DETROIT (WWJ) - Where do you get your trusted news? There are so many sources of information today from hard copy newspapers to social media.

If you are counting on Twitter for your news - a new study finds that false or fake news stories spread much more quickly and widely on Twitter than factual stories.

The Massachusetts Institute of Technology's Media Lab looked at 126,000 stories shared by roughly 3 million people on Twitter from 2006 to 2017 and found that false news was about 70 percent more likely to be retweeted by people than true news. And that fake stories spread much more quickly and broadly than true stories in all categories of information.

The study found that the topics covered in the false stories were increasing political in nature rather than false news about terrorism, natural disasters, science, urban legends or financial information.

It takes real news stories about six times as long to reach 1,500 people as it does for false stories to reach the same number.

Why?

David Lazer, a social media analyst at Harvard, says false stories may travel faster because they tend to be more fascinating.

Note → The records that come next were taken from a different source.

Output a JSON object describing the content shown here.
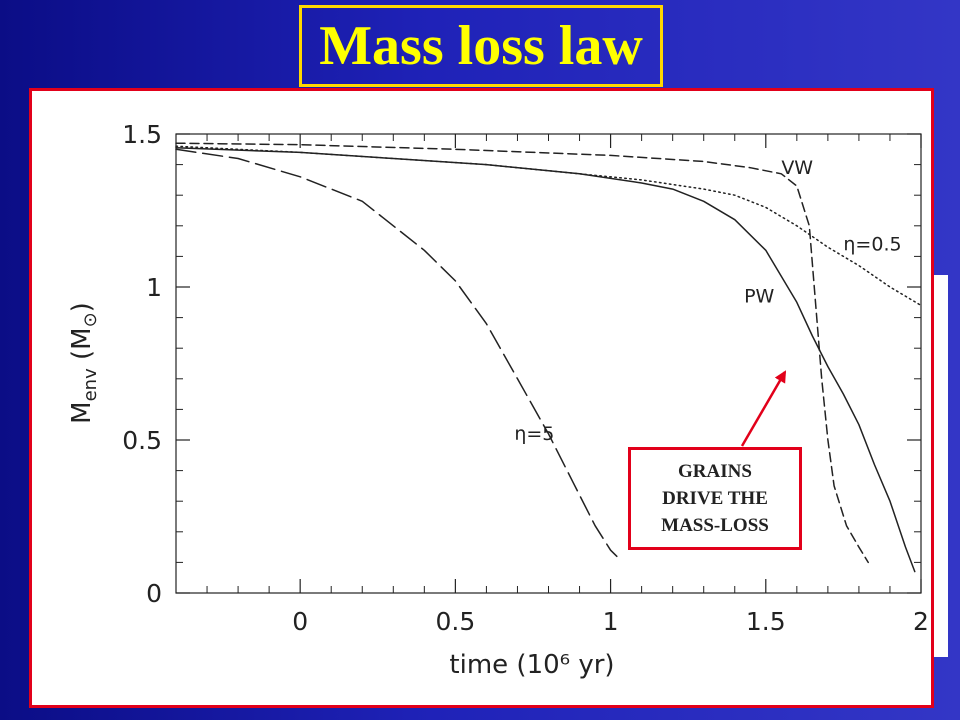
{
  "slide": {
    "title": "Mass loss law",
    "callout": "GRAINS\nDRIVE THE\nMASS-LOSS"
  },
  "chart_data": {
    "type": "line",
    "title": "",
    "xlabel": "time  (10⁶ yr)",
    "ylabel_main": "M",
    "ylabel_sub": "env",
    "ylabel_unit_open": "  (M",
    "ylabel_unit_sym": "⊙",
    "ylabel_unit_close": ")",
    "xlim": [
      -0.4,
      2.0
    ],
    "ylim": [
      0,
      1.5
    ],
    "xticks": [
      0,
      0.5,
      1,
      1.5,
      2
    ],
    "xtick_labels": [
      "0",
      "0.5",
      "1",
      "1.5",
      "2"
    ],
    "yticks": [
      0,
      0.5,
      1,
      1.5
    ],
    "ytick_labels": [
      "0",
      "0.5",
      "1",
      "1.5"
    ],
    "grid": false,
    "series": [
      {
        "name": "VW",
        "style": "dashed",
        "x": [
          -0.4,
          0.0,
          0.5,
          1.0,
          1.3,
          1.45,
          1.55,
          1.6,
          1.64,
          1.66,
          1.68,
          1.7,
          1.72,
          1.76,
          1.8,
          1.83
        ],
        "y": [
          1.47,
          1.465,
          1.45,
          1.43,
          1.41,
          1.39,
          1.37,
          1.33,
          1.2,
          0.95,
          0.7,
          0.5,
          0.35,
          0.22,
          0.15,
          0.1
        ]
      },
      {
        "name": "η=0.5",
        "style": "dotted",
        "x": [
          -0.4,
          0.0,
          0.3,
          0.6,
          0.9,
          1.1,
          1.3,
          1.4,
          1.5,
          1.6,
          1.7,
          1.8,
          1.9,
          2.0
        ],
        "y": [
          1.46,
          1.44,
          1.42,
          1.4,
          1.37,
          1.35,
          1.32,
          1.3,
          1.26,
          1.2,
          1.13,
          1.07,
          1.0,
          0.94
        ]
      },
      {
        "name": "PW",
        "style": "solid",
        "x": [
          -0.4,
          0.0,
          0.3,
          0.6,
          0.9,
          1.1,
          1.2,
          1.3,
          1.4,
          1.5,
          1.6,
          1.65,
          1.7,
          1.75,
          1.8,
          1.85,
          1.9,
          1.95,
          1.98
        ],
        "y": [
          1.455,
          1.44,
          1.42,
          1.4,
          1.37,
          1.34,
          1.32,
          1.28,
          1.22,
          1.12,
          0.95,
          0.84,
          0.74,
          0.65,
          0.55,
          0.42,
          0.3,
          0.15,
          0.07
        ]
      },
      {
        "name": "η=5",
        "style": "longdash",
        "x": [
          -0.4,
          -0.2,
          0.0,
          0.2,
          0.4,
          0.5,
          0.6,
          0.7,
          0.8,
          0.88,
          0.95,
          1.0,
          1.02
        ],
        "y": [
          1.45,
          1.42,
          1.36,
          1.28,
          1.12,
          1.02,
          0.88,
          0.7,
          0.52,
          0.36,
          0.22,
          0.14,
          0.12
        ]
      }
    ],
    "annotations": [
      {
        "text": "VW",
        "x": 1.55,
        "y": 1.37
      },
      {
        "text": "η=0.5",
        "x": 1.75,
        "y": 1.12
      },
      {
        "text": "PW",
        "x": 1.43,
        "y": 0.95
      },
      {
        "text": "η=5",
        "x": 0.69,
        "y": 0.5
      }
    ]
  }
}
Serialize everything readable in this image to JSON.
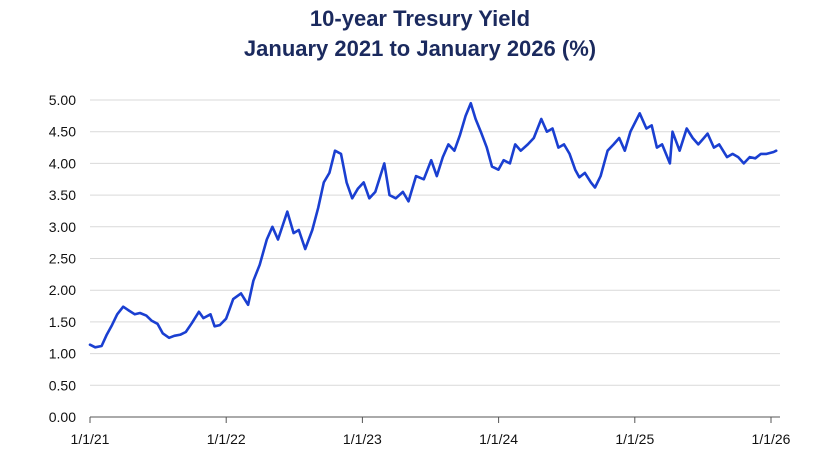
{
  "chart_data": {
    "type": "line",
    "title": "10-year Tresury Yield",
    "subtitle": "January 2021 to January 2026 (%)",
    "xlabel": "",
    "ylabel": "",
    "ylim": [
      0,
      5
    ],
    "y_ticks": [
      "0.00",
      "0.50",
      "1.00",
      "1.50",
      "2.00",
      "2.50",
      "3.00",
      "3.50",
      "4.00",
      "4.50",
      "5.00"
    ],
    "x_ticks": [
      "1/1/21",
      "1/1/22",
      "1/1/23",
      "1/1/24",
      "1/1/25",
      "1/1/26"
    ],
    "grid": true,
    "legend": "none",
    "series": [
      {
        "color": "#1a3fd1",
        "points": [
          [
            "2021-01-01",
            1.14
          ],
          [
            "2021-01-15",
            1.1
          ],
          [
            "2021-02-01",
            1.12
          ],
          [
            "2021-02-15",
            1.3
          ],
          [
            "2021-03-01",
            1.45
          ],
          [
            "2021-03-15",
            1.62
          ],
          [
            "2021-03-31",
            1.74
          ],
          [
            "2021-04-15",
            1.68
          ],
          [
            "2021-05-01",
            1.62
          ],
          [
            "2021-05-15",
            1.64
          ],
          [
            "2021-06-01",
            1.6
          ],
          [
            "2021-06-15",
            1.52
          ],
          [
            "2021-07-01",
            1.47
          ],
          [
            "2021-07-15",
            1.32
          ],
          [
            "2021-08-01",
            1.25
          ],
          [
            "2021-08-15",
            1.28
          ],
          [
            "2021-09-01",
            1.3
          ],
          [
            "2021-09-15",
            1.34
          ],
          [
            "2021-10-01",
            1.48
          ],
          [
            "2021-10-20",
            1.66
          ],
          [
            "2021-11-01",
            1.56
          ],
          [
            "2021-11-20",
            1.62
          ],
          [
            "2021-12-01",
            1.43
          ],
          [
            "2021-12-15",
            1.45
          ],
          [
            "2022-01-01",
            1.55
          ],
          [
            "2022-01-20",
            1.86
          ],
          [
            "2022-02-10",
            1.95
          ],
          [
            "2022-03-01",
            1.77
          ],
          [
            "2022-03-15",
            2.15
          ],
          [
            "2022-04-01",
            2.4
          ],
          [
            "2022-04-20",
            2.8
          ],
          [
            "2022-05-05",
            3.0
          ],
          [
            "2022-05-20",
            2.8
          ],
          [
            "2022-06-14",
            3.24
          ],
          [
            "2022-07-01",
            2.9
          ],
          [
            "2022-07-15",
            2.95
          ],
          [
            "2022-08-01",
            2.65
          ],
          [
            "2022-08-20",
            2.95
          ],
          [
            "2022-09-05",
            3.3
          ],
          [
            "2022-09-20",
            3.7
          ],
          [
            "2022-10-05",
            3.85
          ],
          [
            "2022-10-20",
            4.2
          ],
          [
            "2022-11-05",
            4.15
          ],
          [
            "2022-11-20",
            3.7
          ],
          [
            "2022-12-05",
            3.45
          ],
          [
            "2022-12-20",
            3.6
          ],
          [
            "2023-01-05",
            3.7
          ],
          [
            "2023-01-20",
            3.45
          ],
          [
            "2023-02-05",
            3.55
          ],
          [
            "2023-03-01",
            4.0
          ],
          [
            "2023-03-15",
            3.5
          ],
          [
            "2023-04-01",
            3.45
          ],
          [
            "2023-04-20",
            3.55
          ],
          [
            "2023-05-05",
            3.4
          ],
          [
            "2023-05-25",
            3.8
          ],
          [
            "2023-06-15",
            3.75
          ],
          [
            "2023-07-05",
            4.05
          ],
          [
            "2023-07-20",
            3.8
          ],
          [
            "2023-08-05",
            4.1
          ],
          [
            "2023-08-20",
            4.3
          ],
          [
            "2023-09-05",
            4.2
          ],
          [
            "2023-09-20",
            4.45
          ],
          [
            "2023-10-05",
            4.75
          ],
          [
            "2023-10-19",
            4.95
          ],
          [
            "2023-11-01",
            4.7
          ],
          [
            "2023-11-15",
            4.5
          ],
          [
            "2023-12-01",
            4.25
          ],
          [
            "2023-12-15",
            3.95
          ],
          [
            "2024-01-01",
            3.9
          ],
          [
            "2024-01-15",
            4.05
          ],
          [
            "2024-02-01",
            4.0
          ],
          [
            "2024-02-15",
            4.3
          ],
          [
            "2024-03-01",
            4.2
          ],
          [
            "2024-03-20",
            4.3
          ],
          [
            "2024-04-05",
            4.4
          ],
          [
            "2024-04-25",
            4.7
          ],
          [
            "2024-05-10",
            4.5
          ],
          [
            "2024-05-25",
            4.55
          ],
          [
            "2024-06-10",
            4.25
          ],
          [
            "2024-06-25",
            4.3
          ],
          [
            "2024-07-10",
            4.15
          ],
          [
            "2024-07-25",
            3.9
          ],
          [
            "2024-08-05",
            3.78
          ],
          [
            "2024-08-20",
            3.85
          ],
          [
            "2024-09-05",
            3.7
          ],
          [
            "2024-09-16",
            3.62
          ],
          [
            "2024-10-01",
            3.8
          ],
          [
            "2024-10-20",
            4.2
          ],
          [
            "2024-11-05",
            4.3
          ],
          [
            "2024-11-20",
            4.4
          ],
          [
            "2024-12-05",
            4.2
          ],
          [
            "2024-12-20",
            4.5
          ],
          [
            "2025-01-14",
            4.79
          ],
          [
            "2025-02-01",
            4.55
          ],
          [
            "2025-02-15",
            4.6
          ],
          [
            "2025-03-01",
            4.25
          ],
          [
            "2025-03-15",
            4.3
          ],
          [
            "2025-04-05",
            4.0
          ],
          [
            "2025-04-12",
            4.5
          ],
          [
            "2025-05-01",
            4.2
          ],
          [
            "2025-05-20",
            4.55
          ],
          [
            "2025-06-05",
            4.4
          ],
          [
            "2025-06-20",
            4.3
          ],
          [
            "2025-07-05",
            4.4
          ],
          [
            "2025-07-15",
            4.47
          ],
          [
            "2025-08-01",
            4.25
          ],
          [
            "2025-08-15",
            4.3
          ],
          [
            "2025-09-05",
            4.1
          ],
          [
            "2025-09-20",
            4.15
          ],
          [
            "2025-10-05",
            4.1
          ],
          [
            "2025-10-20",
            4.0
          ],
          [
            "2025-11-05",
            4.1
          ],
          [
            "2025-11-20",
            4.08
          ],
          [
            "2025-12-05",
            4.15
          ],
          [
            "2025-12-20",
            4.15
          ],
          [
            "2026-01-08",
            4.18
          ],
          [
            "2026-01-15",
            4.2
          ]
        ]
      }
    ]
  }
}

"The fake news may be manufactured to be more outrageous and motivating," said Lazer.

Social media companies, especially Facebook, have been under constant fire lately for not doing enough to curb the spread of fake news stories.

An indictment handed down by special counsel Robert Mueller in February against three Russian companies and 13 Russian citizen on charges of widespread interference in the 2016 presidential election has had a ripple effect in social media industries.

"Researchers who study social media said the indictment, secured by special counsel Robert Mueller, showed that Facebook was ill-prepared for such efforts. Facebook has more than 25,000 employees, but fewer than 100 Russian provocateurs armed with social-media savvy and widely available technological tools were able to manipulate its platform for years," according to the Wall Street Journal.